If you want to look at say statement continuity rather than source continuity (the default), type
show continuity field=statement_id
If you want to see numbers (see examples below) rather than symbols (see examples further below; symbols are the default) then type:
show continuity type=label
Here, the 0.9 says that 90% of the sources mentioning the link to ~performed well also mention the link from ~performed well. The 1 says that 100% of the sources mentioning the link from ~performed well also mention the link to ~performed well. And the zeros below say that there is no source continuity at all.
What this doesn’t tell you is, when there are more than one incoming link, which of them have sources which continue to the outgoing link (that is what the bs and cs are for in
mark_links). It’s just an aggregate.
But what happens with filters which actually transform the map: zoom, bundle factors and combine opposites? Zoom can create its own version of the transitivity trap, if we have:
eating lemons –> health; no scurvy
health; fitness –> fast runner
we should be very careful when concluding (when zooming)
eating lemons –> health –> fast runner
… and indeed, showing continuity highlights this error:
Printing actual numbers (from 0 to 1) on the arrows can be very confusing. So the default is to use symbols.
- white box: 0
- half white box: <= 0.5
- half full box: > .5
- full box: 1
Using arrowheads gives you information about both upstream and downstream flows, but it can be a bit tricky to read. Instead you can use colours to display either downstream (effects of causes) or upstream (causes of effects) continuity.

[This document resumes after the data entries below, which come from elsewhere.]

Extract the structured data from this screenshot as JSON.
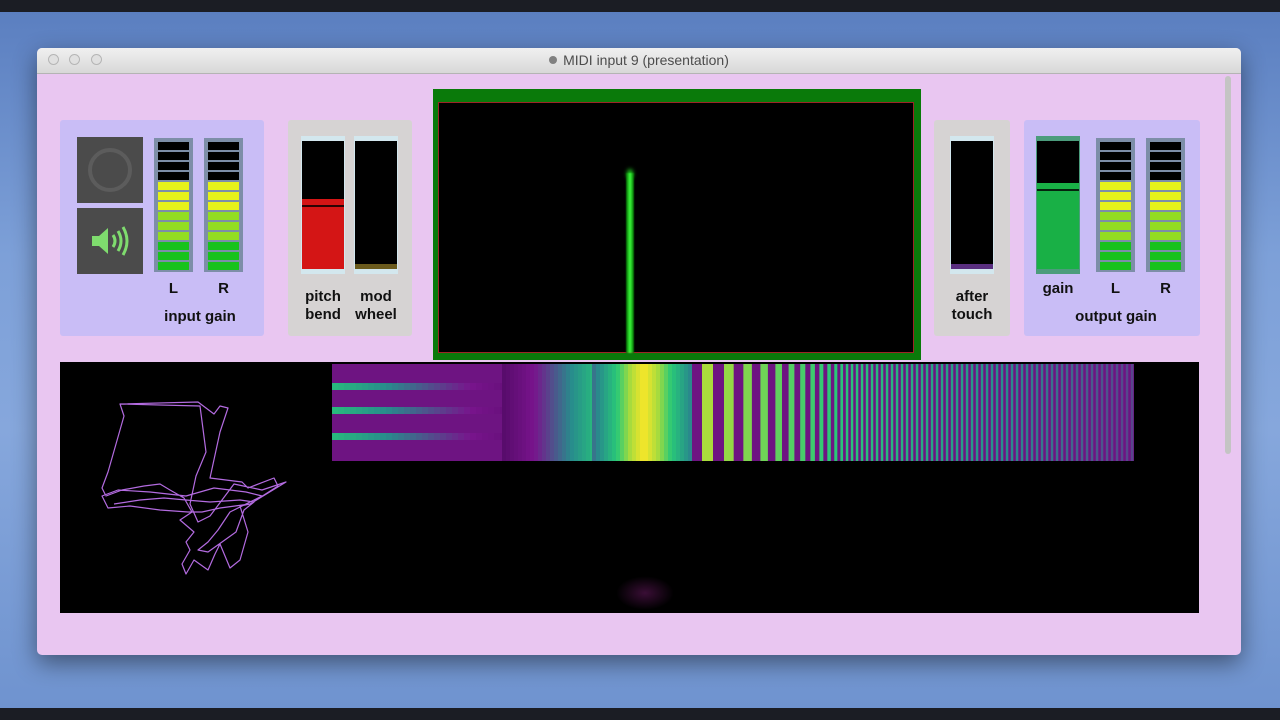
{
  "window": {
    "title": "MIDI input 9 (presentation)"
  },
  "input_section": {
    "label": "input gain",
    "left_label": "L",
    "right_label": "R",
    "left_level": 0.72,
    "right_level": 0.72,
    "power_icon": "power-ring-icon",
    "speaker_icon": "speaker-icon"
  },
  "pitch_bend": {
    "label_line1": "pitch",
    "label_line2": "bend",
    "value": 0.55,
    "color": "#d41515"
  },
  "mod_wheel": {
    "label_line1": "mod",
    "label_line2": "wheel",
    "value": 0.04,
    "color": "#6a5a1c"
  },
  "after_touch": {
    "label_line1": "after",
    "label_line2": "touch",
    "value": 0.04,
    "color": "#5a2f80"
  },
  "output_section": {
    "label": "output gain",
    "gain_label": "gain",
    "left_label": "L",
    "right_label": "R",
    "gain_value": 0.67,
    "gain_color": "#19b046",
    "left_level": 0.72,
    "right_level": 0.72
  },
  "colors": {
    "window_bg": "#e9c6f1",
    "panel_bg": "#c9bdf6",
    "control_panel_bg": "#d6d3d3",
    "scope_frame": "#0a7a0a",
    "trace_color": "#b36be0"
  }
}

Here we see that not so many of the people who mentioned the link from business to income mentioned the link from purchasing power to business.

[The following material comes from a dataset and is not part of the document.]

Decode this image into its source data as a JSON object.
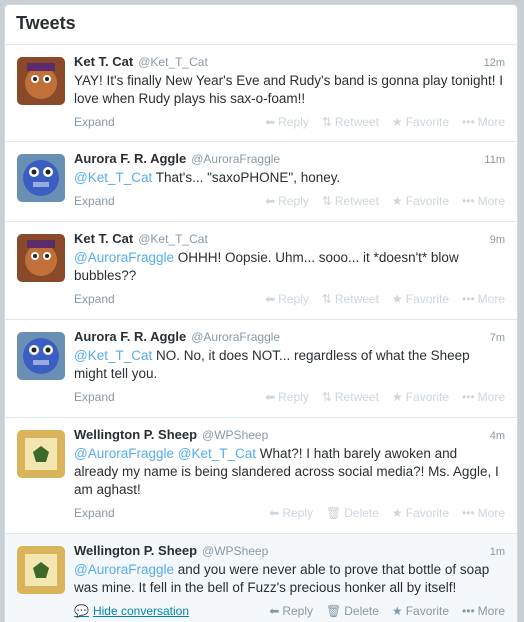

Same, but upstream continuity:
These values are set to 1 at the edges of the map where the metric has no meaning.
Note this is not the same as the non-causal question “how many of the people who mentioned factor C also mentioned factor E”.
|Local Continuity||factors (simple)||Factors (ego network)|
|overlap between sources who mentioned links to this factor and sources who mentioned links from this factor||overlap between sources who mentioned links to the causes of this factor and sources who mentioned links from the effects of this factor|
And, with links:
|Upstream||overlap between sources who mentioned this link and sources who mentioned links to the cause of this link|
|Downstream||overlap between sources who mentioned this link and sources who mentioned links from the effects of this link|
Each of these metrics can be expressed as a confusion matrix and can be cashed out as different ratios. We can therefore also interpret these metrics in terms of causal necessity and sufficiency. For example, above we can say that K is causally sufficient (with respect to sources) for M because all the sources who mention causes of M (along paths from K to M) also mention effects of K (along paths from K to M).
We need to say “with respect to sources” because all these ideas are generalisable to other fields such as, for example, village or question domain.
Because these metrics (confusion matrices) are defined in terms of source_id (or some other context-relevant link variable) they partly counter the problem with previous versions of these metrics in that they provide a denominator (number of sources) even if this has to be used with some care: as usual, the fact that source S does not mention link L does not mean they wouldn’t assent to it, it may just not have appeared in the stochastic interview process.
Many different metrics are possible. These (all?) also have corresponding non-causal counterparts as in QCA, for example:
|Local continuity (non-causal)||Factors (ego network)|
|overlap between sources who mentioned the causes of this factor and sources who mentioned the effects of this factor|
These QCA-type metrics (confusion matrices) are inferior to their causal counterparts because they lose the information about what causes what and only use information about co-occurrence.